The FTSE 100 index reacted positively to the Federal Reserve’s shock cut in interest rates on Tuesday but fell again on Wednesday following a speech by Bank of England governor Mervyn King. He warned that the UK economy would have to “navigate some distinctly choppy waters” in 2008. He raised the prospect of an economic slowdown but said further interest rate cuts were unlikely in the short term.
However, not all investors are pessimistic on the outlook for the UK and some fund managers used the market falls as a buying opportunity. Greg Bennett, who runs Marlborough’s UK large-cap growth and UK equity income funds, topped up his holdings in financials, industrials and commodities during the volatility.
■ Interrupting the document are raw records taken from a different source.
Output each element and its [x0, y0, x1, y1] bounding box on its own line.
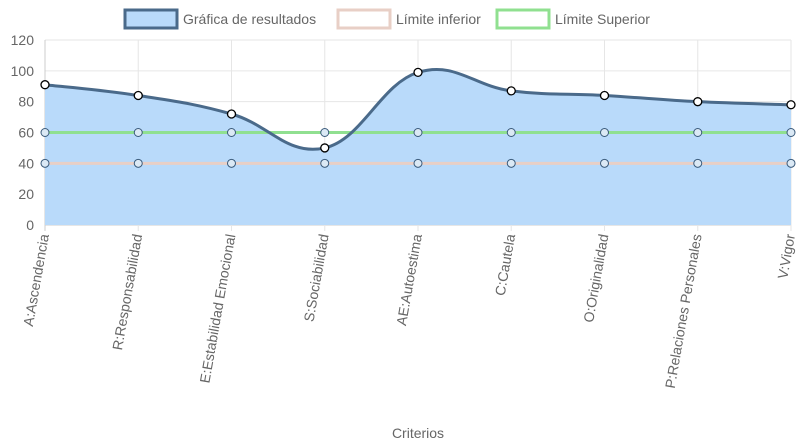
y-tick-label: 100 — [11, 63, 35, 79]
limite-superior-point[interactable] — [693, 128, 703, 137]
limite-superior-point[interactable] — [600, 128, 609, 137]
limite-inferior-point[interactable] — [600, 158, 609, 168]
legend-label: Límite inferior — [396, 11, 481, 27]
grafica-de-resultados-point[interactable] — [786, 100, 796, 110]
legend-label: Límite Superior — [555, 11, 650, 27]
limite-inferior-point[interactable] — [693, 158, 703, 168]
limite-superior-point[interactable] — [133, 128, 143, 137]
limite-inferior-point[interactable] — [320, 158, 330, 168]
y-tick-label: 80 — [18, 94, 34, 110]
limite-superior-point[interactable] — [40, 128, 50, 137]
grafica-de-resultados-point[interactable] — [226, 109, 237, 119]
grafica-de-resultados-point[interactable] — [320, 143, 330, 153]
legend-label: Gráfica de resultados — [183, 11, 316, 27]
y-tick-label: 60 — [18, 125, 34, 141]
y-tick-label: 40 — [18, 155, 34, 171]
limite-superior-point[interactable] — [786, 128, 796, 137]
legend-item-limite-inferior[interactable]: Límite inferior — [336, 8, 481, 30]
y-tick-label: 20 — [18, 186, 34, 202]
x-axis-title: Criterios — [392, 425, 444, 441]
x-axis-ticks: A:Ascendencia R:Responsabilidad E:Estabili… — [20, 232, 796, 389]
x-tick-label: AE:Autoestima — [393, 233, 425, 327]
x-tick-label: R:Responsabilidad — [109, 233, 145, 352]
limite-inferior-point[interactable] — [133, 158, 143, 168]
x-tick-label: P:Relaciones Personales — [662, 233, 705, 390]
area-fills — [45, 69, 791, 225]
legend-swatch — [123, 8, 179, 30]
x-tick-label: E:Estabilidad Emocional — [196, 233, 238, 384]
x-tick-label: O:Originalidad — [580, 233, 611, 324]
x-tick-label: S:Sociabilidad — [301, 233, 332, 323]
limite-inferior-point[interactable] — [40, 158, 50, 168]
grafica-de-resultados-point[interactable] — [599, 90, 610, 101]
grafica-de-resultados-point[interactable] — [40, 80, 50, 90]
x-tick-label: A:Ascendencia — [20, 233, 52, 328]
grafica-de-resultados-point[interactable] — [413, 67, 423, 78]
grafica-de-resultados-area — [45, 69, 791, 225]
limite-inferior-point[interactable] — [506, 158, 516, 168]
grafica-de-resultados-point[interactable] — [693, 97, 703, 107]
limite-inferior-point[interactable] — [786, 158, 796, 168]
data-points — [40, 67, 796, 168]
limite-superior-point[interactable] — [413, 128, 423, 137]
limite-superior-point[interactable] — [320, 128, 330, 137]
legend: Gráfica de resultados Límite inferior Lími… — [123, 8, 650, 30]
legend-item-limite-superior[interactable]: Límite Superior — [495, 8, 650, 30]
limite-inferior-point[interactable] — [413, 158, 423, 168]
y-tick-label: 0 — [26, 217, 34, 233]
legend-swatch — [495, 8, 551, 30]
y-tick-label: 120 — [11, 32, 35, 48]
legend-swatch — [336, 8, 392, 30]
x-tick-label: C:Cautela — [492, 233, 519, 297]
grafica-de-resultados-point[interactable] — [506, 86, 516, 96]
grafica-de-resultados-point[interactable] — [133, 90, 143, 101]
limite-superior-point[interactable] — [227, 128, 236, 137]
legend-item-grafica-de-resultados[interactable]: Gráfica de resultados — [123, 8, 316, 30]
x-tick-label: V:Vigor — [774, 232, 796, 280]
limite-inferior-point[interactable] — [227, 158, 236, 168]
y-axis-ticks: 0 20 40 60 80 100 120 — [11, 32, 35, 233]
limite-superior-point[interactable] — [506, 128, 516, 137]
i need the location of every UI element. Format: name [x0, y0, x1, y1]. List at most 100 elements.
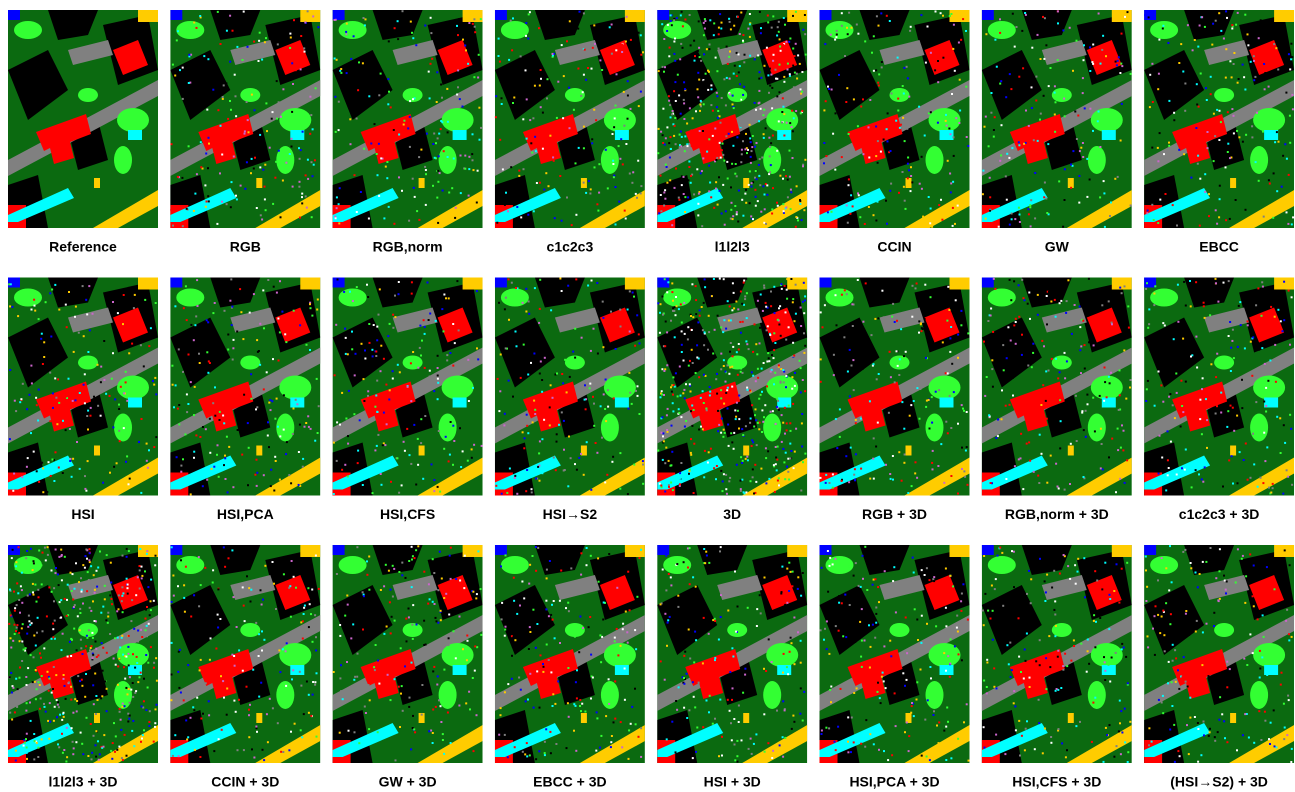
speckle [794, 320, 796, 322]
speckle [557, 680, 559, 682]
speckle [747, 459, 749, 461]
speckle [363, 595, 365, 597]
speckle [101, 695, 103, 697]
speckle [1104, 226, 1106, 228]
speckle [1148, 16, 1150, 18]
speckle [394, 27, 396, 29]
speckle [227, 118, 229, 120]
speckle [732, 218, 734, 220]
speckle [771, 87, 773, 89]
speckle [187, 403, 189, 405]
speckle [596, 452, 598, 454]
speckle [495, 116, 497, 118]
speckle [544, 627, 546, 629]
speckle [906, 722, 908, 724]
speckle [190, 54, 192, 56]
speckle [1227, 151, 1229, 153]
speckle [202, 426, 204, 428]
speckle [426, 133, 428, 135]
speckle [723, 429, 725, 431]
speckle [621, 51, 623, 53]
speckle [1029, 460, 1031, 462]
speckle [668, 100, 670, 102]
speckle [353, 413, 355, 415]
speckle [1124, 285, 1126, 287]
speckle [1066, 300, 1068, 302]
speckle [765, 127, 767, 129]
speckle [706, 555, 708, 557]
speckle [87, 571, 89, 573]
speckle [678, 197, 680, 199]
speckle [1093, 614, 1095, 616]
speckle [172, 755, 174, 757]
speckle [665, 589, 667, 591]
speckle [340, 72, 342, 74]
speckle [65, 429, 67, 431]
speckle [122, 323, 124, 325]
speckle [146, 625, 148, 627]
speckle [899, 358, 901, 360]
speckle [755, 481, 757, 483]
speckle [532, 609, 534, 611]
speckle [1262, 286, 1264, 288]
speckle [435, 320, 437, 322]
speckle [779, 175, 781, 177]
speckle [447, 121, 449, 123]
speckle [401, 562, 403, 564]
speckle [525, 69, 527, 71]
speckle [408, 706, 410, 708]
speckle [885, 200, 887, 202]
speckle [1220, 30, 1222, 32]
speckle [740, 291, 742, 293]
speckle [766, 385, 768, 387]
speckle [55, 572, 57, 574]
speckle [529, 564, 531, 566]
speckle [742, 140, 744, 142]
speckle [823, 109, 825, 111]
speckle [604, 408, 606, 410]
speckle [708, 315, 710, 317]
speckle [369, 342, 371, 344]
speckle [477, 358, 479, 360]
speckle [1242, 64, 1244, 66]
speckle [16, 706, 18, 708]
speckle [549, 135, 551, 137]
speckle [716, 373, 718, 375]
speckle [671, 113, 673, 115]
speckle [736, 140, 738, 142]
map-image [495, 545, 645, 763]
speckle [709, 44, 711, 46]
speckle [52, 459, 54, 461]
speckle [107, 622, 109, 624]
speckle [801, 110, 803, 112]
speckle [757, 54, 759, 56]
speckle [671, 425, 673, 427]
speckle [703, 80, 705, 82]
speckle [356, 286, 358, 288]
speckle [847, 716, 849, 718]
speckle [1001, 418, 1003, 420]
speckle [217, 588, 219, 590]
speckle [198, 605, 200, 607]
speckle [1115, 61, 1117, 63]
speckle [287, 605, 289, 607]
speckle [440, 128, 442, 130]
speckle [936, 326, 938, 328]
speckle [907, 163, 909, 165]
speckle [376, 380, 378, 382]
speckle [896, 31, 898, 33]
speckle [1098, 13, 1100, 15]
speckle [536, 623, 538, 625]
speckle [110, 750, 112, 752]
speckle [352, 623, 354, 625]
speckle [968, 760, 970, 762]
speckle [52, 688, 54, 690]
speckle [669, 47, 671, 49]
speckle [457, 86, 459, 88]
speckle [765, 482, 767, 484]
speckle [70, 572, 72, 574]
speckle [787, 63, 789, 65]
speckle [538, 750, 540, 752]
speckle [692, 117, 694, 119]
speckle [751, 439, 753, 441]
He says: “There is no doubt that the economic outlook has worsened and the Fed’s decision may be delaying the inevitable. There are problems in terms of the credit that has been extended to people but it is not looking calamitous and some stocks are more than compensating for the additional risk. People have sold indiscriminately.”
The Adviser Fund Index panellists also appear to be maintaining their long-term perspective despite the recent turbulence. Both Sam Sibley, an investment manager at Beckett Asset Management, and Mick Gilligan, director of fund research at Killik, remain sanguine.
Sibley says: “We invest with a five-year timeframe and it is dangerous to be short term in your outlook. It is tempting to make a kneejerk reaction but we will look back in a few years and this will just be a blip. We still have a core weighting in the UK.”
Within her UK allocation, Sibley says she has reduced her exposure to mid-caps and is focusing on large-cap funds and earnings visibility.
Gilligan, meanwhile, is increasing his exposure to experienced UK equity managers, such as Invesco Perpetual’s Neil Woodford and Axa Framlington’s Nigel Thomas.
Despite his preference for Woodford’s income and high-income portfolios, Gilligan has moved away from equity income funds because of their exposure to financials. However, he says there are opportunities in the sector and he has increased his holding in Jupiter’s specialist financial opportunities fund.
Whatever the future for UK stocks in 2008, they continue to be the most important influence on the performance of the AFI. The Aggressive, Balanced and Cautious indices have weightings of 39, 40 and 36 per cent respectively to domestic equities.